Belinda Sanders: You're right. There is support for Australian made at the moment, but is that partly due to the fact that there are tensions in China? And if those tensions are resolved, then the next trend in terms of, perhaps, that Australian made will wane and the manufacturing industry will pay the price?

Karen Andrews: I think Australians always want us to be able to make stuff here in Australia, so I think that sentiment is going to remain. What we have to do is work together and make sure that we are demonstrating the value of Aussie goods. Now, we are a nation of only 25 million people, so export is going to be very significant to us. And we've long had a strategy that would diversify our export markets, so we will be continuing to do that.
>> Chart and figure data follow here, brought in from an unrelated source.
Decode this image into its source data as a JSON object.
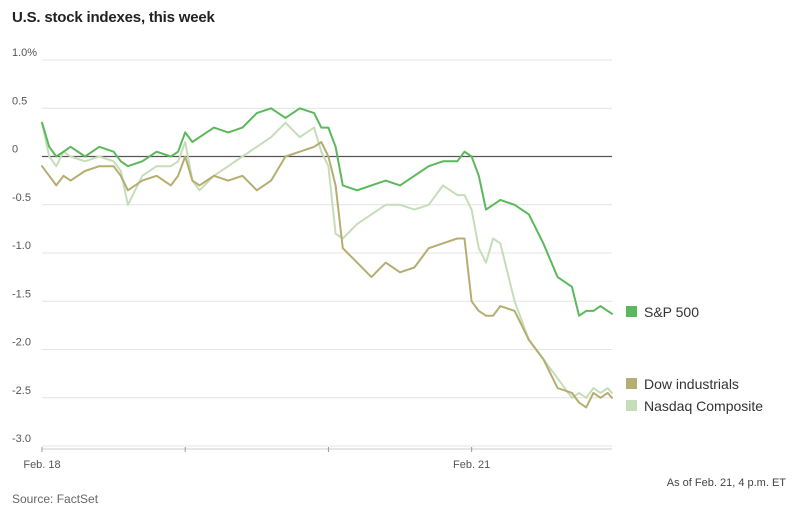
{
  "chart_data": {
    "type": "line",
    "title": "U.S. stock indexes, this week",
    "xlabel": "",
    "ylabel": "",
    "note": "As of Feb. 21, 4 p.m. ET",
    "source": "Source: FactSet",
    "y_ticks": [
      "1.0%",
      "0.5",
      "0",
      "-0.5",
      "-1.0",
      "-1.5",
      "-2.0",
      "-2.5",
      "-3.0"
    ],
    "y_tick_values": [
      1.0,
      0.5,
      0,
      -0.5,
      -1.0,
      -1.5,
      -2.0,
      -2.5,
      -3.0
    ],
    "ylim": [
      -3.0,
      1.0
    ],
    "x_ticks": [
      "Feb. 18",
      "Feb. 21"
    ],
    "x_tick_values": [
      0,
      3
    ],
    "xlim": [
      0,
      3.98
    ],
    "grid": true,
    "legend_placement": "right",
    "series": [
      {
        "name": "S&P 500",
        "color": "#5cb85c",
        "x": [
          0,
          0.05,
          0.1,
          0.15,
          0.2,
          0.3,
          0.4,
          0.5,
          0.55,
          0.6,
          0.7,
          0.8,
          0.9,
          0.95,
          1.0,
          1.05,
          1.1,
          1.2,
          1.3,
          1.4,
          1.5,
          1.6,
          1.7,
          1.8,
          1.9,
          1.95,
          2.0,
          2.05,
          2.1,
          2.2,
          2.3,
          2.4,
          2.5,
          2.6,
          2.7,
          2.8,
          2.9,
          2.95,
          3.0,
          3.05,
          3.1,
          3.15,
          3.2,
          3.3,
          3.4,
          3.5,
          3.6,
          3.7,
          3.75,
          3.8,
          3.85,
          3.9,
          3.95,
          3.98
        ],
        "values": [
          0.35,
          0.1,
          0.0,
          0.05,
          0.1,
          0.0,
          0.1,
          0.05,
          -0.05,
          -0.1,
          -0.05,
          0.05,
          0.0,
          0.05,
          0.25,
          0.15,
          0.2,
          0.3,
          0.25,
          0.3,
          0.45,
          0.5,
          0.4,
          0.5,
          0.45,
          0.3,
          0.3,
          0.1,
          -0.3,
          -0.35,
          -0.3,
          -0.25,
          -0.3,
          -0.2,
          -0.1,
          -0.05,
          -0.05,
          0.05,
          0.0,
          -0.2,
          -0.55,
          -0.5,
          -0.45,
          -0.5,
          -0.6,
          -0.9,
          -1.25,
          -1.35,
          -1.65,
          -1.6,
          -1.6,
          -1.55,
          -1.6,
          -1.63
        ]
      },
      {
        "name": "Dow industrials",
        "color": "#b5ad72",
        "x": [
          0,
          0.05,
          0.1,
          0.15,
          0.2,
          0.3,
          0.4,
          0.5,
          0.55,
          0.6,
          0.7,
          0.8,
          0.9,
          0.95,
          1.0,
          1.05,
          1.1,
          1.2,
          1.3,
          1.4,
          1.5,
          1.6,
          1.7,
          1.8,
          1.9,
          1.95,
          2.0,
          2.05,
          2.1,
          2.2,
          2.3,
          2.4,
          2.5,
          2.6,
          2.7,
          2.8,
          2.9,
          2.95,
          3.0,
          3.05,
          3.1,
          3.15,
          3.2,
          3.3,
          3.4,
          3.5,
          3.6,
          3.7,
          3.75,
          3.8,
          3.85,
          3.9,
          3.95,
          3.98
        ],
        "values": [
          -0.1,
          -0.2,
          -0.3,
          -0.2,
          -0.25,
          -0.15,
          -0.1,
          -0.1,
          -0.2,
          -0.35,
          -0.25,
          -0.2,
          -0.3,
          -0.2,
          0.0,
          -0.25,
          -0.3,
          -0.2,
          -0.25,
          -0.2,
          -0.35,
          -0.25,
          0.0,
          0.05,
          0.1,
          0.15,
          0.0,
          -0.3,
          -0.95,
          -1.1,
          -1.25,
          -1.1,
          -1.2,
          -1.15,
          -0.95,
          -0.9,
          -0.85,
          -0.85,
          -1.5,
          -1.6,
          -1.65,
          -1.65,
          -1.55,
          -1.6,
          -1.9,
          -2.1,
          -2.4,
          -2.45,
          -2.55,
          -2.6,
          -2.45,
          -2.5,
          -2.45,
          -2.5
        ]
      },
      {
        "name": "Nasdaq Composite",
        "color": "#c5ddb8",
        "x": [
          0,
          0.05,
          0.1,
          0.15,
          0.2,
          0.3,
          0.4,
          0.5,
          0.55,
          0.6,
          0.7,
          0.8,
          0.9,
          0.95,
          1.0,
          1.05,
          1.1,
          1.2,
          1.3,
          1.4,
          1.5,
          1.6,
          1.7,
          1.8,
          1.9,
          1.95,
          2.0,
          2.05,
          2.1,
          2.2,
          2.3,
          2.4,
          2.5,
          2.6,
          2.7,
          2.8,
          2.9,
          2.95,
          3.0,
          3.05,
          3.1,
          3.15,
          3.2,
          3.3,
          3.4,
          3.5,
          3.6,
          3.7,
          3.75,
          3.8,
          3.85,
          3.9,
          3.95,
          3.98
        ],
        "values": [
          0.35,
          0.0,
          -0.1,
          0.05,
          0.0,
          -0.05,
          0.0,
          -0.05,
          -0.15,
          -0.5,
          -0.2,
          -0.1,
          -0.1,
          -0.05,
          0.15,
          -0.25,
          -0.35,
          -0.2,
          -0.1,
          0.0,
          0.1,
          0.2,
          0.35,
          0.2,
          0.3,
          0.05,
          -0.1,
          -0.8,
          -0.85,
          -0.7,
          -0.6,
          -0.5,
          -0.5,
          -0.55,
          -0.5,
          -0.3,
          -0.4,
          -0.4,
          -0.55,
          -0.95,
          -1.1,
          -0.85,
          -0.9,
          -1.5,
          -1.9,
          -2.1,
          -2.3,
          -2.5,
          -2.45,
          -2.5,
          -2.4,
          -2.45,
          -2.4,
          -2.45
        ]
      }
    ]
  }
}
And there is actually a stream specifically for export work under the manufacturing strategy that we have released. So, we will continue to be pushing to develop overseas markets.

I'm very confident that this groundswell will be maintained. I also think that Aussies are prepared to pay a premium to support their mates, to support businesses in Australia, but there is a limit to what that premium is likely to be. Now, I don't have an exact figure for that. People are prepared to pay a little bit more, but like anything, they don't want to be taken for a ride. 

Belinda Sanders: Minister Andrews, thank you very much for your time. 

Karen Andrews: It's a pleasure. Take care. 

Belinda Sanders: That’s the Minister for Industry, Science and Technology Karen Andrews there.